Monday, December 29

EBRD and KfW finance North Macedonia’s flagship solar farm


The European Bank for Reconstruction and Development (EBRD) is providing a sovereign-guaranteed loan of up to 37 million euros to Elektrani na Severna Makedonija (ESM), North Macedonia’s state-owned electricity generation utility, to finance the development, construction and operation of a 134-megawatt (MW) solar plant at the site of an exhausted coal mine in Bitola. The loan will be provided alongside a 50-million-euro sovereign-guaranteed loan from German development bank KfW, marking the first joint financing by the two institutions.

The Bitola 3 Solar Power Plant is a flagship project under the Just Energy Transition Investment Platform (JETIP), launched by North Macedonia at COP28 in 2023 with critical technical leadership from the EBRD. JETIP aims to mobilise up to 3 billion euros in investments and deliver technical and policy support to deploy 1.7 gigawatts (GW) of new renewable capacity by 2030, ensuring a just transition for coal-dependent communities.

The plant is expected to generate 180.9 gigawatt-hours (GWh) of renewable electricity annually and reduce North Macedonia’s CO2 emissions by approximately 134,000 tonnes per year.
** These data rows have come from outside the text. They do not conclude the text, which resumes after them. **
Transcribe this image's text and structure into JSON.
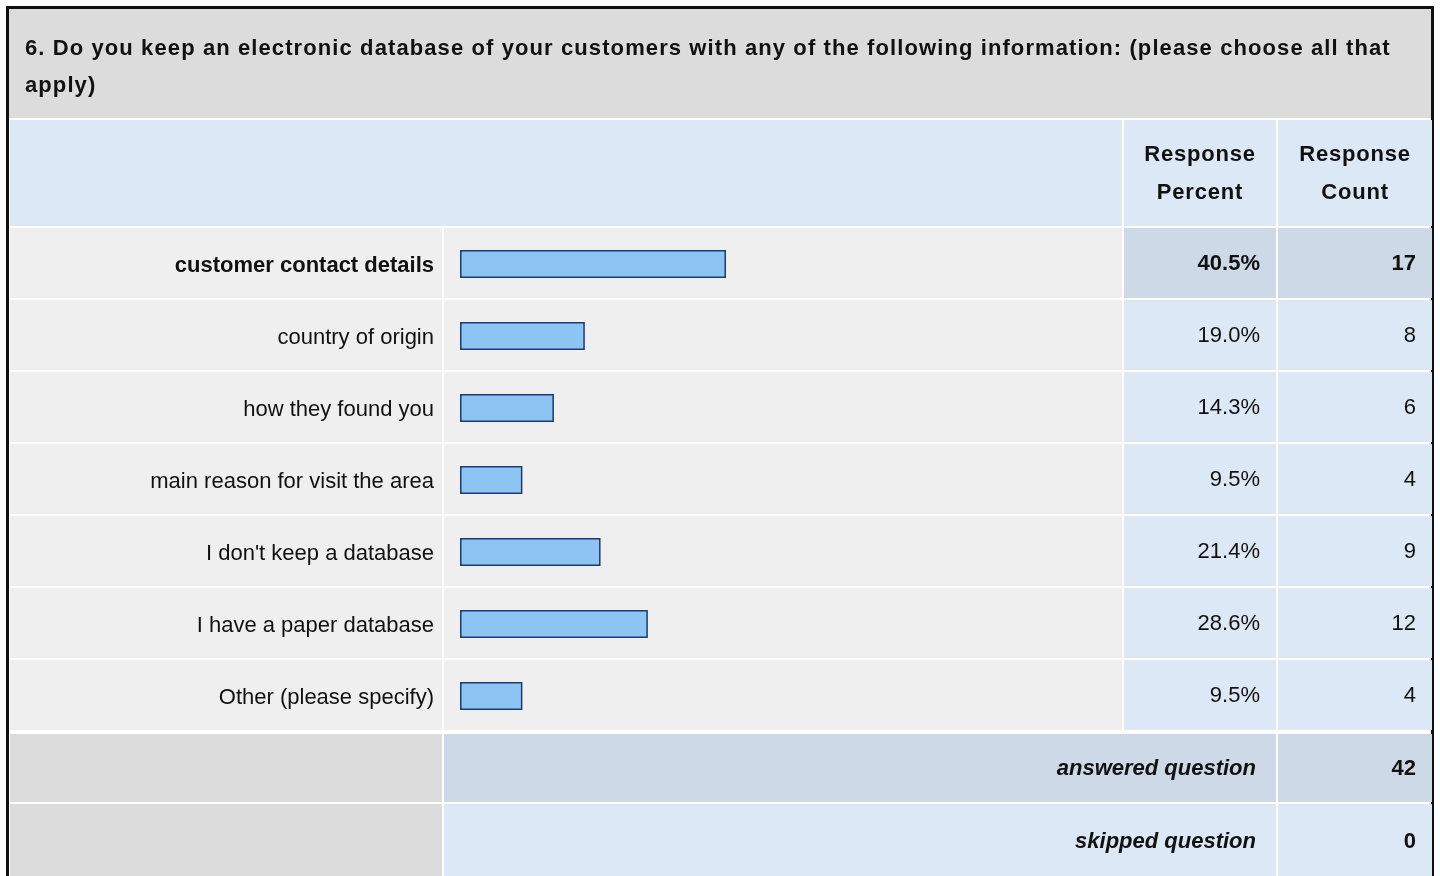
{
  "chart_data": {
    "type": "bar",
    "orientation": "horizontal",
    "title": "6. Do you keep an electronic database of your customers with any of the following information: (please choose all that apply)",
    "categories": [
      "customer contact details",
      "country of origin",
      "how they found you",
      "main reason for visit the area",
      "I don't keep a database",
      "I have a paper database",
      "Other (please specify)"
    ],
    "values": [
      40.5,
      19.0,
      14.3,
      9.5,
      21.4,
      28.6,
      9.5
    ],
    "value_labels": [
      "40.5%",
      "19.0%",
      "14.3%",
      "9.5%",
      "21.4%",
      "28.6%",
      "9.5%"
    ],
    "color": "#8cc4f4",
    "annotations": [
      "Response Percent",
      "Response Count",
      "17",
      "8",
      "6",
      "4",
      "9",
      "12",
      "4",
      "answered question",
      "42",
      "skipped question",
      "0"
    ]
  }
}
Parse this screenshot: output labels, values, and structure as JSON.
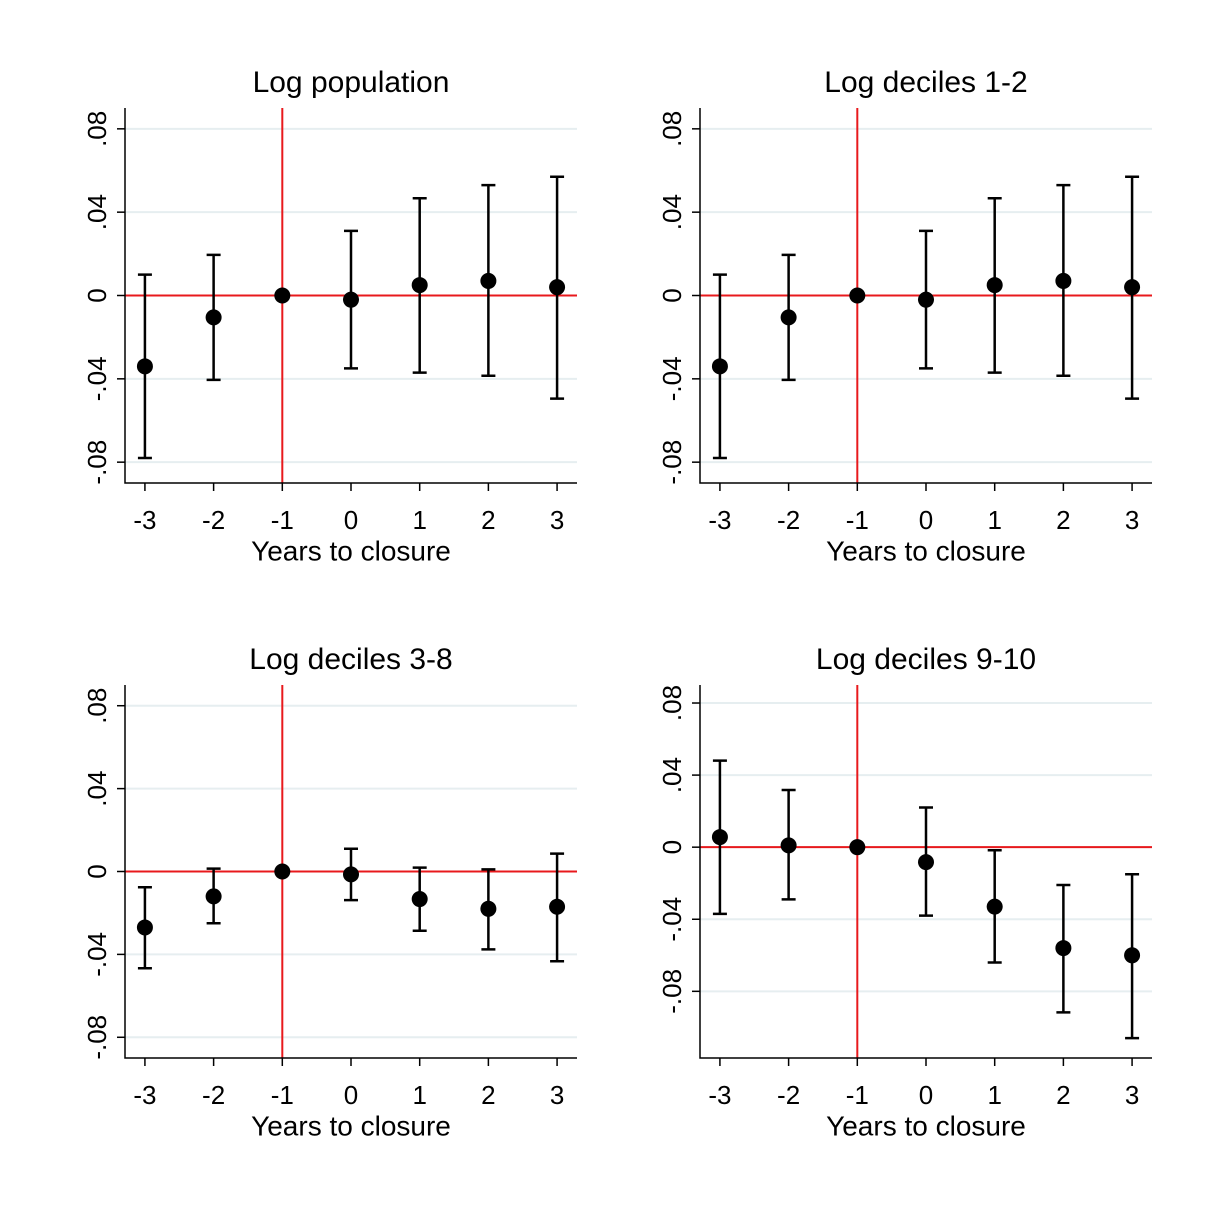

The country’s ambition is to phase out coal and cut greenhouse gas emissions by 82 per cent by 2030 under the National Energy and Climate Plan and updated Nationally Determined Contributions.

Beyond infrastructure, the project will promote improvements in ESM’s corporate governance by providing training and helping enhance anti-corruption practices and policies. These measures will lay the foundation for ESM’s newly established internal compliance function.

“Today, we are opening bids to select contractors for photovoltaic power plants Oslomej 2 and Bitola 1, and intensive work is underway on implementing the second phase of the Bogdanci wind park,” said Lazo Uzunčev, General Manager of ESM. “Through all these projects, including Bitola 3, we will increase domestic production from renewables by more than 200 MW in the next two to three years.”

The EBRD is a major institutional investor in North Macedonia, having invested over 3 billion euros in more than 200 projects across the country.